Jakarta (29/12) - Koordinator Nasional Ekologi Maritim Indonesia (Ekomarin) Marthin Hadiwinata mengatakan, Undang-Undang (UU) No. 11 Tahun 2020 Tentang Cipta Kerja tidak legitimate. Hal ini terlihat dari sangat buruknya proses pembentukan UU Omnibus Law tersebut. Demikian disampaikan Hadi, saat menjadi pembicara dalam Diskusi Catatan Akhir Tahun 2021 DPP PKS, di akun Instagram @PK_Sejahtera, Senin (27/12/2021).

"Dari proses pembentukannya saja MK sudah menyatakan tidak melakukan partisipasi yang sebenar-benarnya kepada rakyat atau mining full participation. Dari satu hal itu saja sebenarnya sudah bisa kita katakan bahwa UU Cipta Kerja ini tidak legitimate, tidak legitimate untuk mengurus seluk beluk kehidupan rakyat Indonesia," kata Hadi.

Kedua terkait dengan substansi. Mneurut Hadi, secara substansi UU Cipta Kerja tidak ada niatan untuk melindungi pekerja perikanan, khususnya nelayan kecil, nelayan tradisional dan pekerja perikanan lainnya. "Kalau dalam hukum itu ada original inten, original inten dari UU Cipta Kerja adalah tiga hal turunan dari, satu kebijakan dunia saat ini kebijakan bank dunia dan IMF yaitu Neo Liberal. Dalam konteks yang pertama privatisasi kemudian investasi kemudian ketiga globalisasi," jelas Hadi.

Terkait privatisasi, hajat hidup orang banyak seharusnya diserahkan pada swasta. Dan swasta adalah jalan salah satunya bagi rakyat Indonesia untuk mendapatkan kesejahteraan, padahal seharusnya tidak seperti itu memahaminya. "Saya sangat yakin teman-teman di PKS sangat paham bahwa swasta bukan segala-galanya untuk menjadi jalan kesejahteraan rakyat indonesia," imbuh Hadi.

Kedua investasi. pegiat Hak Asasi Manusia (HAM) itu memaparkan, yaitu ada keinginan untuk menarik modal sebanyak-banyaknya ke Indonesia, tapi yang terjadi adalah 'karpet merah' dan cenderung tidak melindungi kepentingan rakyat Indonesia. "Salah satu dalam isu perikanan akhirnya turunlah sistem kuota. Sistem kuota ini pada akhirnya adalah privatisasi pada sumber daya perikanan," papar Hadi.

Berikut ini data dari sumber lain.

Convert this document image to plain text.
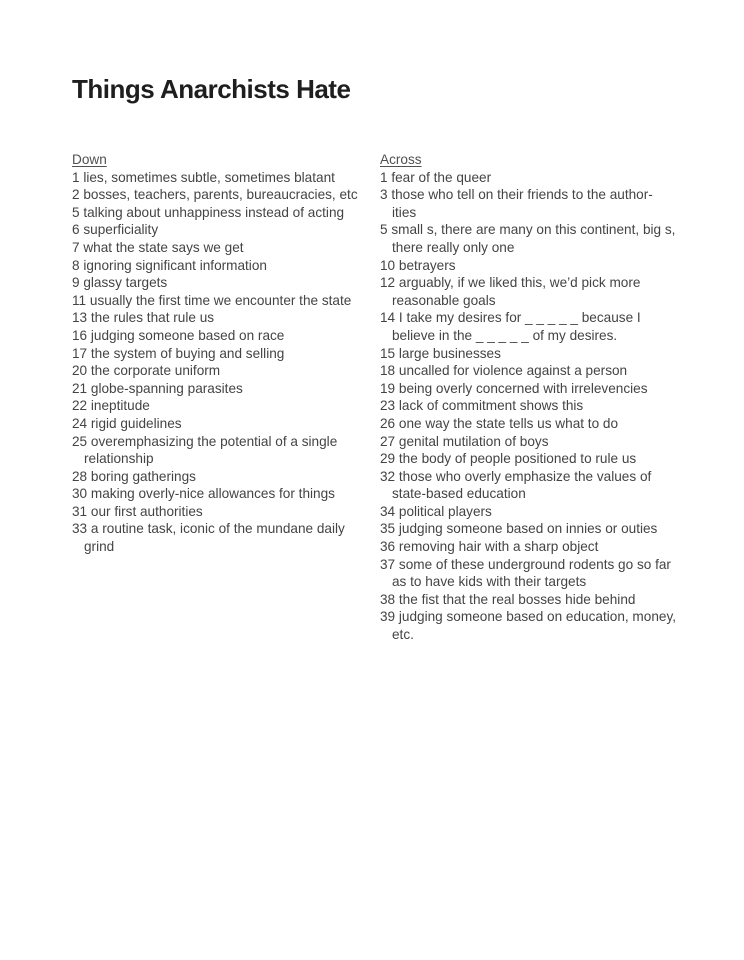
Things Anarchists Hate
Down
1 lies, sometimes subtle, sometimes blatant
2 bosses, teachers, parents, bureaucracies, etc
5 talking about unhappiness instead of acting
6 superficiality
7 what the state says we get
8 ignoring significant information
9 glassy targets
11 usually the first time we encounter the state
13 the rules that rule us
16 judging someone based on race
17 the system of buying and selling
20 the corporate uniform
21 globe-spanning parasites
22 ineptitude
24 rigid guidelines
25 overemphasizing the potential of a single relationship
28 boring gatherings
30 making overly-nice allowances for things
31 our first authorities
33 a routine task, iconic of the mundane daily grind
Across
1 fear of the queer
3 those who tell on their friends to the author-ities
5 small s, there are many on this continent, big s, there really only one
10 betrayers
12 arguably, if we liked this, we’d pick more reasonable goals
14 I take my desires for _ _ _ _ _ because I believe in the _ _ _ _ _ of my desires.
15 large businesses
18 uncalled for violence against a person
19 being overly concerned with irrelevencies
23 lack of commitment shows this
26 one way the state tells us what to do
27 genital mutilation of boys
29 the body of people positioned to rule us
32 those who overly emphasize the values of state-based education
34 political players
35 judging someone based on innies or outies
36 removing hair with a sharp object
37 some of these underground rodents go so far as to have kids with their targets
38 the fist that the real bosses hide behind
39 judging someone based on education, money, etc.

Terkahir yaitu globalisasi. Hadi menjelaskan, ada anggapan bahwa birokrasi Indonesia dianggap tidak efisien dan tidak efektif sehingga harus dipangkas perizinan sebanyak-banyaknya. Sehingga, lanjut Hadi, modal masuk dan salah satu pendekatan yang dipercayai dan diyakini adalah trickle down effect, bahwa investasi yang masuk ke Indonesia dengan cara globalisasi itu ada tetesan-tetesan keuntungan yang akan diterima oleh rakyat Indonesia, akan tetapi sebetulnya itu semua adalah mitos.

"Mitos-mitos yang dibangun oleh bank dunia IMF yang kemudian diterima mentah-mentah oleh pemerintahan hari ini dan diturunkan menjadi bentuk-bentuk ya omnibus law ini," ujar Hadi.

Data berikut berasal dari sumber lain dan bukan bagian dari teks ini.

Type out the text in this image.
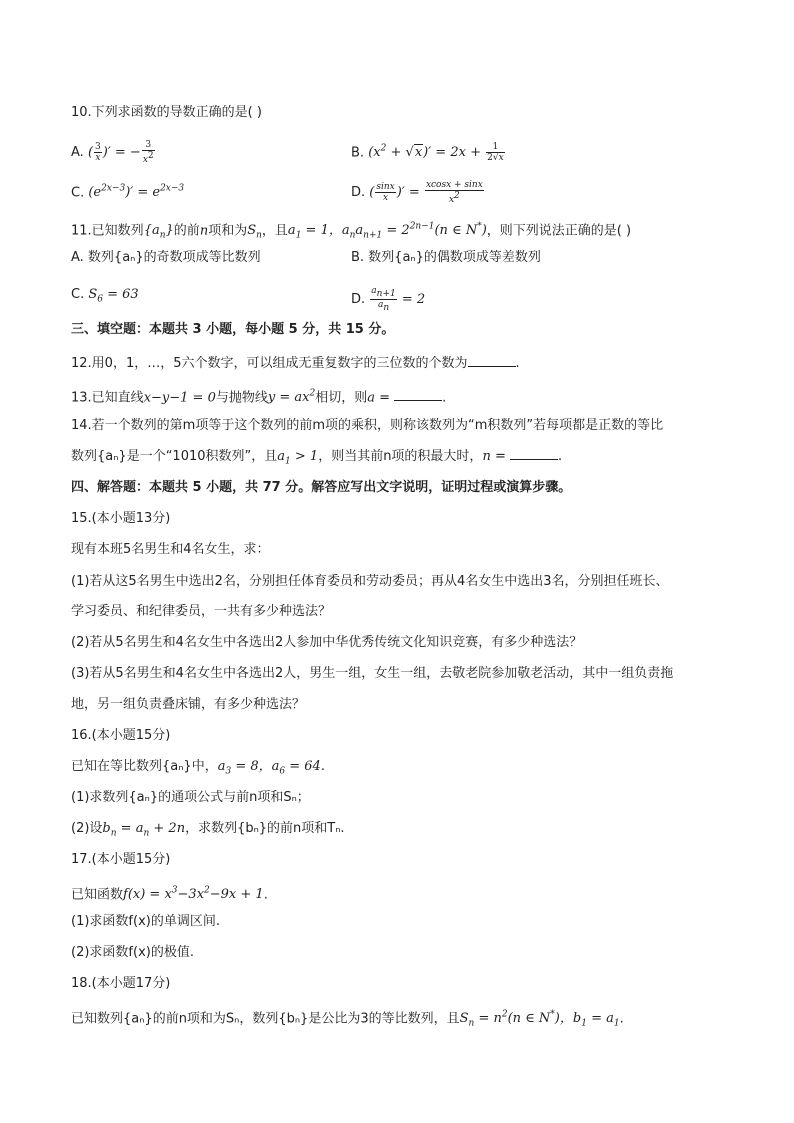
10.下列求函数的导数正确的是( )
A. ( $\frac{3}{x}$ )′ = − $\frac{3}{x^2}$	B. $(x^2 + √x)' = 2x + \frac{1}{2√x}$
C. $(e^{2x-3})' = e^{2x-3}$	D. ( $\frac{\sin x}{x}$ )′ = $\frac{xcosx + \sin x}{x^2}$
11.已知数列$\{a_n\}$的前n项和为$S_n$，且$a_1 = 1$，$a_na_{n+1} = 2^{2n-1}(n$ ∈ N*)，则下列说法正确的是( )
A. 数列{aₙ}的奇数项成等比数列	B. 数列{aₙ}的偶数项成等差数列
C. $S_6 = 63$	D. $\frac{a_{n+1}}{a_n} = 2$
三、填空题：本题共 3 小题，每小题 5 分，共 15 分。
12.用0，1，…，5六个数字，可以组成无重复数字的三位数的个数为	.
13.已知直线x−y−1 = 0与抛物线$y = ax^2$相切，则a =	.
14.若一个数列的第m项等于这个数列的前m项的乘积，则称该数列为“m积数列”若每项都是正数的等比
数列{aₙ}是一个“1010积数列”，且$a_1 > 1$，则当其前n项的积最大时，n =	.
四、解答题：本题共 5 小题，共 77 分。解答应写出文字说明，证明过程或演算步骤。
15.(本小题13分)
现有本班5名男生和4名女生，求：
(1)若从这5名男生中选出2名，分别担任体育委员和劳动委员；再从4名女生中选出3名，分别担任班长、
学习委员、和纪律委员，一共有多少种选法？
(2)若从5名男生和4名女生中各选出2人参加中华优秀传统文化知识竞赛，有多少种选法？
(3)若从5名男生和4名女生中各选出2人，男生一组，女生一组，去敬老院参加敬老活动，其中一组负责拖
地，另一组负责叠床铺，有多少种选法？
16.(本小题15分)
已知在等比数列{aₙ}中，$a_3 = 8$，$a_6 = 64$.
(1)求数列{aₙ}的通项公式与前n项和Sₙ；
(2)设$b_n = a_n + 2n$，求数列{bₙ}的前n项和Tₙ.
17.(本小题15分)
已知函数$f(x) = x^3-3x^2-9x + 1$.
(1)求函数f(x)的单调区间.
(2)求函数f(x)的极值.
18.(本小题17分)
已知数列{aₙ}的前n项和为Sₙ，数列{bₙ}是公比为3的等比数列，且$S_n = n^2(n$ ∈ N*)，$b_1 = a_1$.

Di sektor perikanan misalnya, Hadi mengungkapkan, sangat terlihat jelas dimana sanksi-sanksi perikanan berubah menjadi denda, kemudian bentuk-bentuk perizinan yang lain menjadi dipermudah tetapi sebenarnya berusaha untuk tidak melindungi perikanan nelayan. "Khususnya nelayan kecil, salah satunya adalah bagaimana infrastruktur di pesisir laut akan sangat dipermudah tapi tidak ada niatan untuk melindungi nelayan kecil atau nelayan tradisional yang wilayah tangkapnya memang tidak lebih dari 12 mil," ungkap Hadi.

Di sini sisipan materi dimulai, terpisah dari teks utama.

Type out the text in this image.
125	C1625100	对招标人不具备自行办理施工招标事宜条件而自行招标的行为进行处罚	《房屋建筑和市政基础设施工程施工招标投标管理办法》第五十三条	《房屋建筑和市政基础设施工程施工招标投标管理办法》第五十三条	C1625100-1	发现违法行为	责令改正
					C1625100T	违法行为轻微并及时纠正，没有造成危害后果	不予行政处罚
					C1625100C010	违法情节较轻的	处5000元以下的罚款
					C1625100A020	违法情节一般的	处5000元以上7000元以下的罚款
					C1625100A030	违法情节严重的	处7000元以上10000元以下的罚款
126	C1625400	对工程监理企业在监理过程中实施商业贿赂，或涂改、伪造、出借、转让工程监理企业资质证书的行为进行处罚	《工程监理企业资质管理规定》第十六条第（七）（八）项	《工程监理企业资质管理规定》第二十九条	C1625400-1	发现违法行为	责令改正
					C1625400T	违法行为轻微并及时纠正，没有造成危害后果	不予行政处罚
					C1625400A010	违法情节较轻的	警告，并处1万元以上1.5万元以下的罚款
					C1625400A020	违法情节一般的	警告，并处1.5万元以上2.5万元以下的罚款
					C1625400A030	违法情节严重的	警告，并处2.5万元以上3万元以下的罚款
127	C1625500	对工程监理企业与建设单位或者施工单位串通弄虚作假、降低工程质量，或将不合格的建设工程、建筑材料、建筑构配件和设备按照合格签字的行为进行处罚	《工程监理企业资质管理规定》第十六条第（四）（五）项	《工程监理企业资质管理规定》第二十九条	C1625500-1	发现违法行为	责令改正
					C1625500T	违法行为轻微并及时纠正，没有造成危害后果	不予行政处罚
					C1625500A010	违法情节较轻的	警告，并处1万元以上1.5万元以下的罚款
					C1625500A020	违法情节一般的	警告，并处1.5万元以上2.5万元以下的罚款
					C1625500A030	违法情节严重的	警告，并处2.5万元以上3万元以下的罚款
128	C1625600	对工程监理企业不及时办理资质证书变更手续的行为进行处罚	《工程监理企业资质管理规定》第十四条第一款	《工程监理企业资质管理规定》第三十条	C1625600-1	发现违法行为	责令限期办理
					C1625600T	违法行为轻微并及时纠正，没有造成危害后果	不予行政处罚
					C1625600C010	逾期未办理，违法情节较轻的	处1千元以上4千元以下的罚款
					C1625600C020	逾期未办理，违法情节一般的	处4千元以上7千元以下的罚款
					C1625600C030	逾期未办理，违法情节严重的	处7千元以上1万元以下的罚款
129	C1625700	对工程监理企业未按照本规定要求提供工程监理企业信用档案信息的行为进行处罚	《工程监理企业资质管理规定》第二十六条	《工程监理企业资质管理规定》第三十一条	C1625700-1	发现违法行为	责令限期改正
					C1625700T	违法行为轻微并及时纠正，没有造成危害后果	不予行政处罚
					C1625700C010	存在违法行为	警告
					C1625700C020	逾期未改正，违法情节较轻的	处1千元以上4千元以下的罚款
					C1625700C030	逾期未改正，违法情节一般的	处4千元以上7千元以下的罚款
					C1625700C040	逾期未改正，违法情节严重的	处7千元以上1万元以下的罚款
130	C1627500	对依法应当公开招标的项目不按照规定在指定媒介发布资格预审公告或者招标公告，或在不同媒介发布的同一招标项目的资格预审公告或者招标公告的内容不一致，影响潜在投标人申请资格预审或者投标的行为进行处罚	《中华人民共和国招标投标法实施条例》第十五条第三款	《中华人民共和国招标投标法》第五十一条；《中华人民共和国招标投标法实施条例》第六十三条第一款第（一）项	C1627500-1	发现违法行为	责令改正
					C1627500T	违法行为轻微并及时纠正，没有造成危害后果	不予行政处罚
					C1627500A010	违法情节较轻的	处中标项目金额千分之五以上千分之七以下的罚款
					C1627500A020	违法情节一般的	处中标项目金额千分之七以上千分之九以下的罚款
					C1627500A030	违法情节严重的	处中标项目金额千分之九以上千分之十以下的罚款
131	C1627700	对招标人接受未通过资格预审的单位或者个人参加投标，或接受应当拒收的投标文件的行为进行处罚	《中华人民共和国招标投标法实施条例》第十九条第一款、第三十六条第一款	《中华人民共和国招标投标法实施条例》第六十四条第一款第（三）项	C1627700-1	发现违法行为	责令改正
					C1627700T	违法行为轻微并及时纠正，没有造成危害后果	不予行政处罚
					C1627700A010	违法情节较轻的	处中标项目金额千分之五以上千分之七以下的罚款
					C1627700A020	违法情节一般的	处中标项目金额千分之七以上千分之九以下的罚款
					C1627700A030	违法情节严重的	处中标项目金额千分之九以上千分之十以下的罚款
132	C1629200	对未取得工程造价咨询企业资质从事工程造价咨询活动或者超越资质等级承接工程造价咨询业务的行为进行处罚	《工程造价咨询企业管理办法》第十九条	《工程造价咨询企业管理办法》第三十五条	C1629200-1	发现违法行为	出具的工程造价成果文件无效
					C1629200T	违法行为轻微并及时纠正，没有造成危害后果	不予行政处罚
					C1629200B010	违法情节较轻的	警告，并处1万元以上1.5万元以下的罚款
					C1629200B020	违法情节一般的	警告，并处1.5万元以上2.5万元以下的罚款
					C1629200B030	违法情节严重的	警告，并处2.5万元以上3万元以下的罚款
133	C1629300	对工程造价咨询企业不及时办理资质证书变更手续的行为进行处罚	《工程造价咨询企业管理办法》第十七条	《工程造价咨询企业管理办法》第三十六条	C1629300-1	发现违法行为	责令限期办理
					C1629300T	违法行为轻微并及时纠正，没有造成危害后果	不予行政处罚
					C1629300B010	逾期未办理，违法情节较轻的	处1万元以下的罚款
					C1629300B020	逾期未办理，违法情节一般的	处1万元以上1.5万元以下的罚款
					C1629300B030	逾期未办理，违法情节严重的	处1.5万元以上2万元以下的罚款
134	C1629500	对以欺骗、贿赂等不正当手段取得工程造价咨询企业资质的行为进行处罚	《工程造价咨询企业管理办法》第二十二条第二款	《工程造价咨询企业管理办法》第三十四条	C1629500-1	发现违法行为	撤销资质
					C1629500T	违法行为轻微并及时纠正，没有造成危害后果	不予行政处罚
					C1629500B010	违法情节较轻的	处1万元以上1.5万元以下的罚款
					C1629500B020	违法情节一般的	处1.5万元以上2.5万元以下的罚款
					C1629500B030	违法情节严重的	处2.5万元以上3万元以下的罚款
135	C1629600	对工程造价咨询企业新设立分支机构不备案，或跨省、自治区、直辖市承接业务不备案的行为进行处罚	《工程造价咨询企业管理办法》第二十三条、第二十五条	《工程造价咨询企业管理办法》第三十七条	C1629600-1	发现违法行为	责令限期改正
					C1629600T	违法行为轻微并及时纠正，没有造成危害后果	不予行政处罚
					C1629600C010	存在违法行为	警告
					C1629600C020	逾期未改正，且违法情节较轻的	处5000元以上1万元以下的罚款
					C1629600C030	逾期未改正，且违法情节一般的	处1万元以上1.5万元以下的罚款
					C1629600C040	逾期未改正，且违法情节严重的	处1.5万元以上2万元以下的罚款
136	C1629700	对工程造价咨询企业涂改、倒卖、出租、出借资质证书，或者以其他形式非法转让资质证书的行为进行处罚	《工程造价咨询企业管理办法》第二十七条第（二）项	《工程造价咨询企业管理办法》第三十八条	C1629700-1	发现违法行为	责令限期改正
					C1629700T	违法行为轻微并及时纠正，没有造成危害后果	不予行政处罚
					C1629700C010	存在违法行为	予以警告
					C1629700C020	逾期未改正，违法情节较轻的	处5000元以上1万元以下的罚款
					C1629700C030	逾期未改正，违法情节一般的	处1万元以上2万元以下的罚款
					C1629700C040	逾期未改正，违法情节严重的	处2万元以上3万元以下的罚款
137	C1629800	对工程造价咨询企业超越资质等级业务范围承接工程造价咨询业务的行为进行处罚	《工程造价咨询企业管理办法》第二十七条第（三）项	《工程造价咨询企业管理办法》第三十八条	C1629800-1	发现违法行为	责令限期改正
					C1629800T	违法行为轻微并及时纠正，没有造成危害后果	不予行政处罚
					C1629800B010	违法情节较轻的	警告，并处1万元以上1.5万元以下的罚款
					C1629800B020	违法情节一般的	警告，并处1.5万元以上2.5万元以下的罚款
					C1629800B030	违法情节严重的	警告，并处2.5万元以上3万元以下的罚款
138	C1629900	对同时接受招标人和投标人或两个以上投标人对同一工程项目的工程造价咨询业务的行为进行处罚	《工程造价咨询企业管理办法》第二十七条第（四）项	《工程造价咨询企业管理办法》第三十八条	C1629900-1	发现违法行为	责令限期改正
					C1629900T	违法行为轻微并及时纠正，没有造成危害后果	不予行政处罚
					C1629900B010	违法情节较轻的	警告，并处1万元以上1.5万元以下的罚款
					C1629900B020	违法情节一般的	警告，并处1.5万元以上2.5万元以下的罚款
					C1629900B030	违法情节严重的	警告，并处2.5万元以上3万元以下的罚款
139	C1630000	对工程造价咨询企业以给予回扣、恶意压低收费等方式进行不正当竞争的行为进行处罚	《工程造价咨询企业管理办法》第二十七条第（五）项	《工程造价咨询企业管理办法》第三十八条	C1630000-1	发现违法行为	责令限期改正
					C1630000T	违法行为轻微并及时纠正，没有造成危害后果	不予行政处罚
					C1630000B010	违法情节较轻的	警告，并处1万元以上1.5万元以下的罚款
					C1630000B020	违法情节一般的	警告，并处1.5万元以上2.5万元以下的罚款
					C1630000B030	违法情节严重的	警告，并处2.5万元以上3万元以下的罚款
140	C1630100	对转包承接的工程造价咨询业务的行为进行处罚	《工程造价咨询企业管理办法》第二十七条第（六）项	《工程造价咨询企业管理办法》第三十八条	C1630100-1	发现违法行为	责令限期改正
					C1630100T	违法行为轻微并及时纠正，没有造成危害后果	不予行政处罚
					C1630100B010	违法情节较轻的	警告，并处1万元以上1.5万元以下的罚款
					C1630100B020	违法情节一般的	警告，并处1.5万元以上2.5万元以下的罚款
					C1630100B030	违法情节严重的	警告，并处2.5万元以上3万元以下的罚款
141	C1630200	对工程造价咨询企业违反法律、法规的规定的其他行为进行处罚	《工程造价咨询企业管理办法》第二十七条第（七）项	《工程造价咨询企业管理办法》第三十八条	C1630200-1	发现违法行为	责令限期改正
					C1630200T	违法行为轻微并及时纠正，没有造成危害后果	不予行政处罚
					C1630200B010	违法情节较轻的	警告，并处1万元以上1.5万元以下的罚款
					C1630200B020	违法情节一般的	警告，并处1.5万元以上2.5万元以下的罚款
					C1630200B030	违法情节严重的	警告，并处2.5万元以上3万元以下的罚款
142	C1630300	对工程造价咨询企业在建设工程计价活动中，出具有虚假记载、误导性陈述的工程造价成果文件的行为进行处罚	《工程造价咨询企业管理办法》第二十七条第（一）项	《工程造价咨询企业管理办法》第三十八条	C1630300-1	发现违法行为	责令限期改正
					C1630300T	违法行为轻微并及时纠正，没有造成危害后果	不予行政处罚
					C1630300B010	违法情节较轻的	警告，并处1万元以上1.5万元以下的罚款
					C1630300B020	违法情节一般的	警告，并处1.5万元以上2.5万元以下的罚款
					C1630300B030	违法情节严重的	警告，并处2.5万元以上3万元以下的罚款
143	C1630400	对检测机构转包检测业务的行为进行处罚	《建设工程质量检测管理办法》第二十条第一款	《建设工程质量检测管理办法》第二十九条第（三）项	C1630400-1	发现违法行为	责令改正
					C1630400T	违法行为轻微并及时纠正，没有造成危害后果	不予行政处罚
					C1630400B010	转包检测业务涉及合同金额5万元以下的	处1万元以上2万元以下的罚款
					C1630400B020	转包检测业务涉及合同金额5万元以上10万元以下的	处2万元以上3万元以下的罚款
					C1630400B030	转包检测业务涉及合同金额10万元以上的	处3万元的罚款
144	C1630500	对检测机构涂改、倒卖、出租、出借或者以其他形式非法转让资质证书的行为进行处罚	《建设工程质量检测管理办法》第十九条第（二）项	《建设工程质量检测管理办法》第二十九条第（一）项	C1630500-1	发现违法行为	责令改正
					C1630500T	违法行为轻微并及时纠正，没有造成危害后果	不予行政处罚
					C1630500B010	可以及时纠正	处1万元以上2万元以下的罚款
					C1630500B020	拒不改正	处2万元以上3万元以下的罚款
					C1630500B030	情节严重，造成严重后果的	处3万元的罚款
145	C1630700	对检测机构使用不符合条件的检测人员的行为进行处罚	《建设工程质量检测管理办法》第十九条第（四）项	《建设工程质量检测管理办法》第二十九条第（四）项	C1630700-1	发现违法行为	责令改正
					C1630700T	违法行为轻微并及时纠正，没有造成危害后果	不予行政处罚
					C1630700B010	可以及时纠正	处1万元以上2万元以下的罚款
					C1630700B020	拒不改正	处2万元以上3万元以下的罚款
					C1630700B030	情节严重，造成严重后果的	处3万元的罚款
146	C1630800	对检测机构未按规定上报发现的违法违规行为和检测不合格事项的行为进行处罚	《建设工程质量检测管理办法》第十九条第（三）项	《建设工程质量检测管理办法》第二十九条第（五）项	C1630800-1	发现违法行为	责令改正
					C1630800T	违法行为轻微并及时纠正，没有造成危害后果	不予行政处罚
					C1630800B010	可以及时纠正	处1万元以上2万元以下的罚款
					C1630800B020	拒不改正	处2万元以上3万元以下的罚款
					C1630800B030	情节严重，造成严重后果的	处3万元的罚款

Tak lupa Hadi mengucapkan terima kasih kepada PKS yang konsisten menolak UU Omnibus Law Cipta Kerja. Dalam keputusan MK, masih kata Hadi, menurut pandangannya itu adalah keputusan yang setengah hati, kalau dinyatakan inkonstitusional seharusnya dinyatakan tidak berlaku lagi, tetapi malah dibuat bersyarat. "Jadi setengah hatinya ini bersyaratnya itu. Walaupun dalam bacaan saya, saya sendiri salah satu yang termasuk dalam pemohon bersama teman-teman Serikat Petani Indonesia (SPI), Serikat Nelayan Indonesia (SNI) dan lain-lain yang tergabung dalam KEPAL, kami mengajukan uji materil juga terhadap UU Cipta Kerja juga, tetapi memang tidak menjadi yang diputus, dan dalam putusan kami itu dinyatakan bahwa objeknya sudah tidak ada lagi, tidak berlaku lagi, sehingga yang kita baca adalah UU Omnibus Law ini seharusnya sudah tidak berlaku," ujar Hadi.

"Ini menurut saya ada celah-celah yang ingin dimanfaatkan oleh Pemerintah yang menurut saya itu tidak elok lah sebagai negarawan seharusnya melihat untuk kebaikan bersama di tengah situasi pandemi seperti ini seharusnya kebijakan-kebijakan yang posisinya sangat bisa mengubah konselasi ekonomi dan politik Indonesia seharusnya dihentikan dulu, karena situasi ekonomi kita sedang berantakan," pungkas Hadi.